Le finestre erano numerose, alte, con la sommità arrotondata al secondo e al terzo piano, profilate di bianco sbiadito.

Un grande giardino dalla rada vegetazione occupava lo spazio antistante all’edificio e affacciato sul viale, e già conoscevo l’im­menso cortile interno. L’intero isolato era dominato da questo microcosmo in cui un tempo avevano abitato suore e orfane, ra­gazzine di ogni età. Grandi querce protendevano i rami sui mar­ciapiedi. Un filare di antichissimi arbusti di Lagerstroemia indica fiancheggiava la strada laterale verso sud.

Girando intorno al fabbricato, esaminai le alte finestre di ve­tro istoriato della cappella a due piani e notai il tremolio di una luce all’interno, come se fosse presente il Santissimo Sacramento — cosa di cui dubitavo —, poi, raggiunto il retro, scavalcai il muro.

L’edificio aveva alcune porte chiuse a chiave, ma non tutte. Era avviluppato dal silenzio, e nell’inverno mite ma, comunque, presente di New Orleans, l’interno era più freddo dell’esterno.

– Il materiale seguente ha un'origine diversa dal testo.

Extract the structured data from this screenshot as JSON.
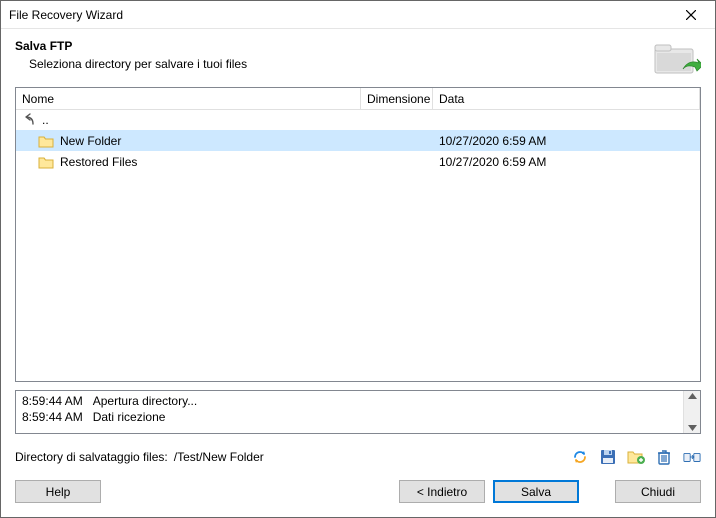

Entrai con cautela nel corridoio a pianoterra e mi ritrovai su­bito ad ammirare le proporzioni dell’ex convento, l’imponenza e l’ampiezza dei corridoi, l’intenso profumo delle pareti con i mattoni a vista e il gradevole aroma dei pavimenti fatti di assi di pino americano. Il tutto aveva un che di grezzo, sfoggiando il carattere rustico tanto in voga tra gli artisti delle grandi città che vivono in vecchi magazzini o chiamano loft i loro immensi ap­partamenti.